Comme à la veille de chaque commémoration du Congrès du 20 Août 1956 tenu à Ifri Ouzellaguen (Béjaïa), le Front des forces socialistes (FFS) tient à rappeler son attachement à l’esprit et à la lettre de la plateforme de la Soummam.
La commémoration du 63e anniversaire du congrès de la Soummam intervient dans un contexte politique national très particulier avec le retour de la problématique de la «légitimité» du pouvoir, un principe auquel a toujours tenu le parti, à travers notamment sa revendication exigeant la primauté du politique sur le militaire.
«En cette veille de commémoration du 20 Août, qui marque le primat du politique sur le militaire, le FFS tient à exprimer son fort engagement et sa ferme détermination à accompagner le peuple algérien dans sa lutte pacifique pour l’avènement de la deuxième République et l’édification d’un Etat de droit et de liberté», a indiqué, hier, le parti dans un communiqué rendu public.
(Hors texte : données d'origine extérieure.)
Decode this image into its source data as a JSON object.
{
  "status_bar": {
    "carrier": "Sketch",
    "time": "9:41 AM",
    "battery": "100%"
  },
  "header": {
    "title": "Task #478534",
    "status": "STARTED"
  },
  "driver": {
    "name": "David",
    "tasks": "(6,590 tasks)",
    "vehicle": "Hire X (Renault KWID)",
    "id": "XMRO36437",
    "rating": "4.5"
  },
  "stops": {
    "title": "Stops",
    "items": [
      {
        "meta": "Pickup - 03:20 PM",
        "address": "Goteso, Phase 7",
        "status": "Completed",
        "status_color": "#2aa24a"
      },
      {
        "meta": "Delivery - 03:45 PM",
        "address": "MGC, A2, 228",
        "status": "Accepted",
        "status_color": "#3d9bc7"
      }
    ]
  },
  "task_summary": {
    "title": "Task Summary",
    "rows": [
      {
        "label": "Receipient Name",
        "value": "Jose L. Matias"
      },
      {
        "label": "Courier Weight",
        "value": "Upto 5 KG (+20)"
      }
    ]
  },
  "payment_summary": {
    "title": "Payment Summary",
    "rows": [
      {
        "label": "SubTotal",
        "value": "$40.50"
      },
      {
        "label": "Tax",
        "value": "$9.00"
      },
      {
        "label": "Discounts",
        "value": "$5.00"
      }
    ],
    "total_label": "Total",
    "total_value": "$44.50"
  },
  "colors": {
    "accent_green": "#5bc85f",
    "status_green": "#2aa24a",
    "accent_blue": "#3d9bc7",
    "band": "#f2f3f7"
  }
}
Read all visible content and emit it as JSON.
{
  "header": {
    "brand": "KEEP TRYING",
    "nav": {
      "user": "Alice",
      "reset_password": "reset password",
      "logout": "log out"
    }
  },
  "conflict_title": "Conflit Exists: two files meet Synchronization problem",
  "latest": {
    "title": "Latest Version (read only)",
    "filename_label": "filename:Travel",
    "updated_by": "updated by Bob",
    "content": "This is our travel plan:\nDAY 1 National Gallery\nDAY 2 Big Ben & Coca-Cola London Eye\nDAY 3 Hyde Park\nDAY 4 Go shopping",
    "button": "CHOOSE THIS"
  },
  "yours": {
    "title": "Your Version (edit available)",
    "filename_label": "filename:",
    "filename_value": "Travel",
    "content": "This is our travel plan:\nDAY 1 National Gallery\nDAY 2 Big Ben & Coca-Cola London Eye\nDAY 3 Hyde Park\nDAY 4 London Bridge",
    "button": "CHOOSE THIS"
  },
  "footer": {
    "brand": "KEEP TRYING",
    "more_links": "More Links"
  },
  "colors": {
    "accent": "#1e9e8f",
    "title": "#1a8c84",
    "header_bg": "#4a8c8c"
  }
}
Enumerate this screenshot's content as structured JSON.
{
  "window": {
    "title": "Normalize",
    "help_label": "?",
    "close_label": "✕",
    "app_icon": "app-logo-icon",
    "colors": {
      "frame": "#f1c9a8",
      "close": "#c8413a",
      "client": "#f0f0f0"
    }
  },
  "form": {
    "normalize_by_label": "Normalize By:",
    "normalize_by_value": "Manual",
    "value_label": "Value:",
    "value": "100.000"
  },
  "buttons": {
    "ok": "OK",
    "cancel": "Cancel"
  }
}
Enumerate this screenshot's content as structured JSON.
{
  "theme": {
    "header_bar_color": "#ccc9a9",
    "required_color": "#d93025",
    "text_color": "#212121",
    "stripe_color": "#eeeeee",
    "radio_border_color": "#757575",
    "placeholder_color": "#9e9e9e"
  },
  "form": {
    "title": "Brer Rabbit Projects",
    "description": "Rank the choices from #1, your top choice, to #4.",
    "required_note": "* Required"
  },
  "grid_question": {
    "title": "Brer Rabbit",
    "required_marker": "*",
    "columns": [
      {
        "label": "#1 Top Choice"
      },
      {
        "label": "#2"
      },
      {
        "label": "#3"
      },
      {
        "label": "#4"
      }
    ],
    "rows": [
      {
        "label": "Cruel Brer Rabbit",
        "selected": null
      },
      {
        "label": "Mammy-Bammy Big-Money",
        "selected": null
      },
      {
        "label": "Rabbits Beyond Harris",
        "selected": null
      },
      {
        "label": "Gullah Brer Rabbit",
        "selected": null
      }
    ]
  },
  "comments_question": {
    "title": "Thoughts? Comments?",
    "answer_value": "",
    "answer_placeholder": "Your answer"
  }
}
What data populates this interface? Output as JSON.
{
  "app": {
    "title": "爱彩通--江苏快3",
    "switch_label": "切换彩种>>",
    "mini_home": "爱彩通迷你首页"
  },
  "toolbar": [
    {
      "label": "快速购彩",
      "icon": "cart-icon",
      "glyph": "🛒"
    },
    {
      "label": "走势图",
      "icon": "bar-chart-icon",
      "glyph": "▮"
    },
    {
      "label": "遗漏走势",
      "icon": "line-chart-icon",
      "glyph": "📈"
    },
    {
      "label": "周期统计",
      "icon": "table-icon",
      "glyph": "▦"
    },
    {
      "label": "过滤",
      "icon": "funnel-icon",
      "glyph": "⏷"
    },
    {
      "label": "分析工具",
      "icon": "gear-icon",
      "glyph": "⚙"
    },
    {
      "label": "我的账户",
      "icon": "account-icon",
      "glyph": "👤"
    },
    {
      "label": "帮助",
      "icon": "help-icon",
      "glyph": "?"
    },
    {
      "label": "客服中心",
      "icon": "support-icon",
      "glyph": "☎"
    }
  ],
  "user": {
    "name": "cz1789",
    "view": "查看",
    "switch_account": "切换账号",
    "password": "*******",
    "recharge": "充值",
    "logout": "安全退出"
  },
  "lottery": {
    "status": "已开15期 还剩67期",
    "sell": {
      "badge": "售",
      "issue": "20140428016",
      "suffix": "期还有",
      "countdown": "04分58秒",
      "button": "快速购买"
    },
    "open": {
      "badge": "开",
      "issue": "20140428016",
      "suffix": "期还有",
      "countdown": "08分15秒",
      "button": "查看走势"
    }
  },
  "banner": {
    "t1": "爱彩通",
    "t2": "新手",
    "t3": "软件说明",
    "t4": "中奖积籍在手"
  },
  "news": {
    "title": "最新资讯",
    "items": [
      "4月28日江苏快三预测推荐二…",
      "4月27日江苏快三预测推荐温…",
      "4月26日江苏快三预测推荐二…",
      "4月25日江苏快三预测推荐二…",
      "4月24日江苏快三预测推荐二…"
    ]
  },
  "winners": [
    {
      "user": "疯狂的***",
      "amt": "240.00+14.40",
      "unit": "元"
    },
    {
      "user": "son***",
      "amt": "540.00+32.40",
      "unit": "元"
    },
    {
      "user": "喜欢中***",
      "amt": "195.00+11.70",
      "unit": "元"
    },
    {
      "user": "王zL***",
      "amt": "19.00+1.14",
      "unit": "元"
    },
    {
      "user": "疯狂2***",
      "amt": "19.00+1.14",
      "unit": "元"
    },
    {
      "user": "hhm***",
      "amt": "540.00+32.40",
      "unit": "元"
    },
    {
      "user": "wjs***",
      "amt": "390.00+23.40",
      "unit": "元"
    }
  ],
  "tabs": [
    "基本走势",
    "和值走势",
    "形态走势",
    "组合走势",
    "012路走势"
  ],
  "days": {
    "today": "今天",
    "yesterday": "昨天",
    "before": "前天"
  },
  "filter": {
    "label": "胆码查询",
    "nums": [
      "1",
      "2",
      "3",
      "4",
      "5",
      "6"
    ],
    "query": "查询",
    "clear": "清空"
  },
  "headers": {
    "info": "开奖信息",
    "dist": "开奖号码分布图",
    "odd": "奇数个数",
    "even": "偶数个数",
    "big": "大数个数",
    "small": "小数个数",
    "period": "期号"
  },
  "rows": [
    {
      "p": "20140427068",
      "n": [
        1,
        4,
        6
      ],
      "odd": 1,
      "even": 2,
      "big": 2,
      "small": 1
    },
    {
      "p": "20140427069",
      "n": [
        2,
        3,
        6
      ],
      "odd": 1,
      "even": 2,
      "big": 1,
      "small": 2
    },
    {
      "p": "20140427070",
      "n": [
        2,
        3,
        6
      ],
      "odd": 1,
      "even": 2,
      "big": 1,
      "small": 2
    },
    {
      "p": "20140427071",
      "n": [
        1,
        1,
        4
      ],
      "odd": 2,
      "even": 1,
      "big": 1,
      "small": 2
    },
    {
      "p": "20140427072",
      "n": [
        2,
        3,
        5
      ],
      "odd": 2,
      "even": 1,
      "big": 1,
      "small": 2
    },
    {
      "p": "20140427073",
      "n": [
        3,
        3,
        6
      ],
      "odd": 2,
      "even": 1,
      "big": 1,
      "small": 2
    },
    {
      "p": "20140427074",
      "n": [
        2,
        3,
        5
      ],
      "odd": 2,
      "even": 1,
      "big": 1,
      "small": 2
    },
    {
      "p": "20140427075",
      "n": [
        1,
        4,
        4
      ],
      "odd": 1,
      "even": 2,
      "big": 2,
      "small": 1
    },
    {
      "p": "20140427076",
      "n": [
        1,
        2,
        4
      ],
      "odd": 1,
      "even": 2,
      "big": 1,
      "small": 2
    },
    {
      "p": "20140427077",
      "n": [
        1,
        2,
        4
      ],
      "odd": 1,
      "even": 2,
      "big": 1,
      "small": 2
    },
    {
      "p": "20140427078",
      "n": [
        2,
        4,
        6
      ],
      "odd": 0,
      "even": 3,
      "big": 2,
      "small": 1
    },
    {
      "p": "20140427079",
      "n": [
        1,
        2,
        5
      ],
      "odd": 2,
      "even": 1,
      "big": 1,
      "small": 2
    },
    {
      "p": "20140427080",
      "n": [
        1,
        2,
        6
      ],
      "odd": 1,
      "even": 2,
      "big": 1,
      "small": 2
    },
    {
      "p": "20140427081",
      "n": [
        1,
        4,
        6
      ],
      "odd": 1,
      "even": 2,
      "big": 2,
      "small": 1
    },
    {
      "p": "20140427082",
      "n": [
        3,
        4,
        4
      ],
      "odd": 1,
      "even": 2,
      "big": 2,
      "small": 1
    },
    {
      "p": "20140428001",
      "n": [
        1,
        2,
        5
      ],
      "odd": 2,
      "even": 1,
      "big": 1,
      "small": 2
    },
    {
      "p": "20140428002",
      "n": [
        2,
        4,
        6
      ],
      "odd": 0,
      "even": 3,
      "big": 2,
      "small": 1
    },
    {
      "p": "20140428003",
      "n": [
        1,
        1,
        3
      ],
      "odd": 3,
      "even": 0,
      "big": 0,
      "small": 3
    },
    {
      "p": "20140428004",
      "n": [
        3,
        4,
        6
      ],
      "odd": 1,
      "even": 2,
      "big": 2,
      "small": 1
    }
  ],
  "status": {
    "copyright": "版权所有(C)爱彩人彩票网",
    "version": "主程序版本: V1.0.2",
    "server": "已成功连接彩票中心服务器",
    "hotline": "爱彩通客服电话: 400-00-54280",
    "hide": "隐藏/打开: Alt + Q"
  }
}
Dans ce contexte, le parti a évoqué la situation qui prévaut au Soudan pour saluer la «mobilisation» des Soudanais tout en invitant les «tenants du pouvoir en Algérie» à enclencher «un dialogue sérieux», pour aboutir à «une transition démocratique effective». Pour le FFS, «la situation politique au Soudan vient de connaître une évolution notable», relevant qu’après «plus de huit mois d’une révolution populaire et une centaine de victimes parmi les manifestants, le pays semble entrevoir un début de solution à sa crise politique». Il estime que cette évolution «n’a été rendue possible que grâce à la forte mobilisation pacifique citoyenne et au lourd sacrifice du peuple soudanais face à un régime dictatorial qui a réprimé, emprisonné, condamné sans jugement, torturé et assassiné froidement des citoyens désarmés».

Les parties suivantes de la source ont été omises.